Monday, July 7, 2008

Mr. Toad's Wild Ride

Summer Sun, 20 x 28, oil on linen
A beautiful barn across from my Uncle Reid and Aunt Marilyn's ranch in Oregon.

The Wind in the Willows, by Kenneth Grahame was my brother Todd's favorite book. At least when he was young. It was the adventures of Toad that most entertained my brother, and he would entertain me with his retelling of Toad's catastrophes.

I found kinship with Ratty, who says somewhere along the way, There is nothing - absolutely nothing - half so much worth doing as simply messing about in boats. Well, until last week.

I headed out for Denver a bit late last Tuesday - no surprise there - but looking forward to the show as I am feeling pretty good about the work I have put together this spring. By Thursday morning I was looking to arrive right about on time as I headed across Nebraska. At about 9, a truck pulling a big horse trailer was merging down the on-ramp along I 80, I switched left, came around admiring the handsome buckskin in the trailer, and merged back right ahead of the truck/trailer.
Corn Crib, Summer, 30 x 30 inches, oil on linen.

And the back fell off the van. Or it felt that way. A tremendous lurch, the back dropped all out-a-whack. I looked in the rear view, expecting to see daylight and the truck trailer running over all my paintings. But the van was intact. I checked the passenger side rear view and there was a huge shower of sparks jetting out the back. And then a blur passed me on the shoulder to the right, dropped down in the ditch, and launched off the far-side. My wheel cleared the barb wire fence by at least ten feet, sailed 50, 60 feet and landed in a corn field. I could see the corn vibrate as the tire continued on it's way - doing about 70 mph. Fortunately it was a big field.

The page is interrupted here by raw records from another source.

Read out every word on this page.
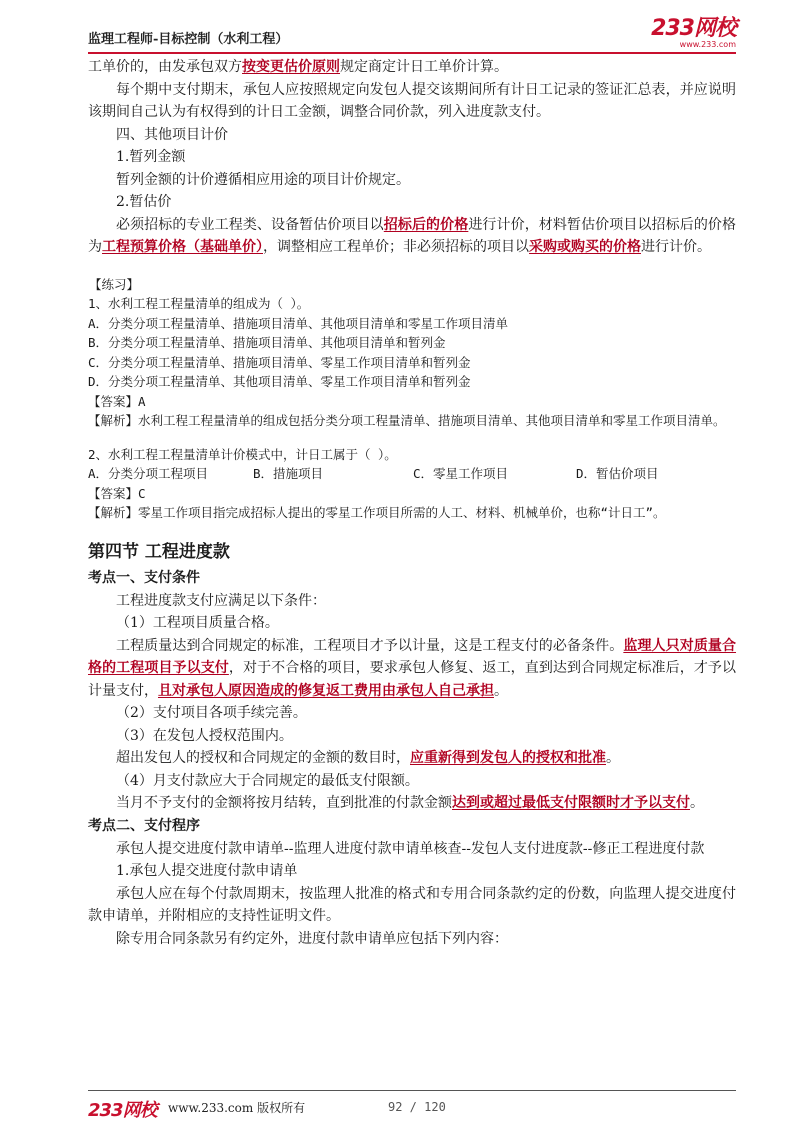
监理工程师-目标控制（水利工程）	233网校
www.233.com

工单价的，由发承包双方按变更估价原则规定商定计日工单价计算。

每个期中支付期末，承包人应按照规定向发包人提交该期间所有计日工记录的签证汇总表，并应说明该期间自己认为有权得到的计日工金额，调整合同价款，列入进度款支付。

四、其他项目计价

1.暂列金额

暂列金额的计价遵循相应用途的项目计价规定。

2.暂估价

必须招标的专业工程类、设备暂估价项目以招标后的价格进行计价，材料暂估价项目以招标后的价格为工程预算价格（基础单价），调整相应工程单价；非必须招标的项目以采购或购买的价格进行计价。

【练习】

1、水利工程工程量清单的组成为（ ）。

A．分类分项工程量清单、措施项目清单、其他项目清单和零星工作项目清单

B．分类分项工程量清单、措施项目清单、其他项目清单和暂列金

C．分类分项工程量清单、措施项目清单、零星工作项目清单和暂列金

D．分类分项工程量清单、其他项目清单、零星工作项目清单和暂列金

【答案】A

【解析】水利工程工程量清单的组成包括分类分项工程量清单、措施项目清单、其他项目清单和零星工作项目清单。

2、水利工程工程量清单计价模式中，计日工属于（ ）。

A．分类分项工程项目	B．措施项目	C．零星工作项目	D．暂估价项目

【答案】C

【解析】零星工作项目指完成招标人提出的零星工作项目所需的人工、材料、机械单价，也称“计日工”。

第四节 工程进度款

考点一、支付条件

工程进度款支付应满足以下条件：

（1）工程项目质量合格。

工程质量达到合同规定的标准，工程项目才予以计量，这是工程支付的必备条件。监理人只对质量合格的工程项目予以支付，对于不合格的项目，要求承包人修复、返工，直到达到合同规定标准后，才予以计量支付，且对承包人原因造成的修复返工费用由承包人自己承担。

（2）支付项目各项手续完善。

（3）在发包人授权范围内。

超出发包人的授权和合同规定的金额的数目时，应重新得到发包人的授权和批准。

（4）月支付款应大于合同规定的最低支付限额。

当月不予支付的金额将按月结转，直到批准的付款金额达到或超过最低支付限额时才予以支付。

考点二、支付程序

承包人提交进度付款申请单--监理人进度付款申请单核查--发包人支付进度款--修正工程进度付款

1.承包人提交进度付款申请单

承包人应在每个付款周期末，按监理人批准的格式和专用合同条款约定的份数，向监理人提交进度付款申请单，并附相应的支持性证明文件。

除专用合同条款另有约定外，进度付款申请单应包括下列内容：

233网校 www.233.com 版权所有	92 / 120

All the visions of long-ago driver's-ed flashed through my head. Shouldn't I be battling to keep control, to keep from going into some highway death-roll? My life flashing before my eyes? I've always known the Jug was not a high-performance, quick turning demon. It's not her job. She's a tank. Turns out she really likes to go straight. I put the blinker on, pulled over, a few calls to AAA had me a tow truck in 20 minutes. The great guys at Moguls Transmission in York, Nebraska got on the phone and found me some salvage parts, and had me back on the road by 3:30. An advantage to driving an old ...... I mean vintage, Chevy van is parts are plentiful.

The show in Denver was great, I'm leaving a few pieces behind. Off to get a matching pair of tires, then up to Wyoming to fish for a few days, and on to Yellowstone for some drawing/painting/hiking/fishing.

When you have your car worked on, always check the lug nuts yourself.

Corn Crib, Winter, 30 x 30 inches, oil on linen.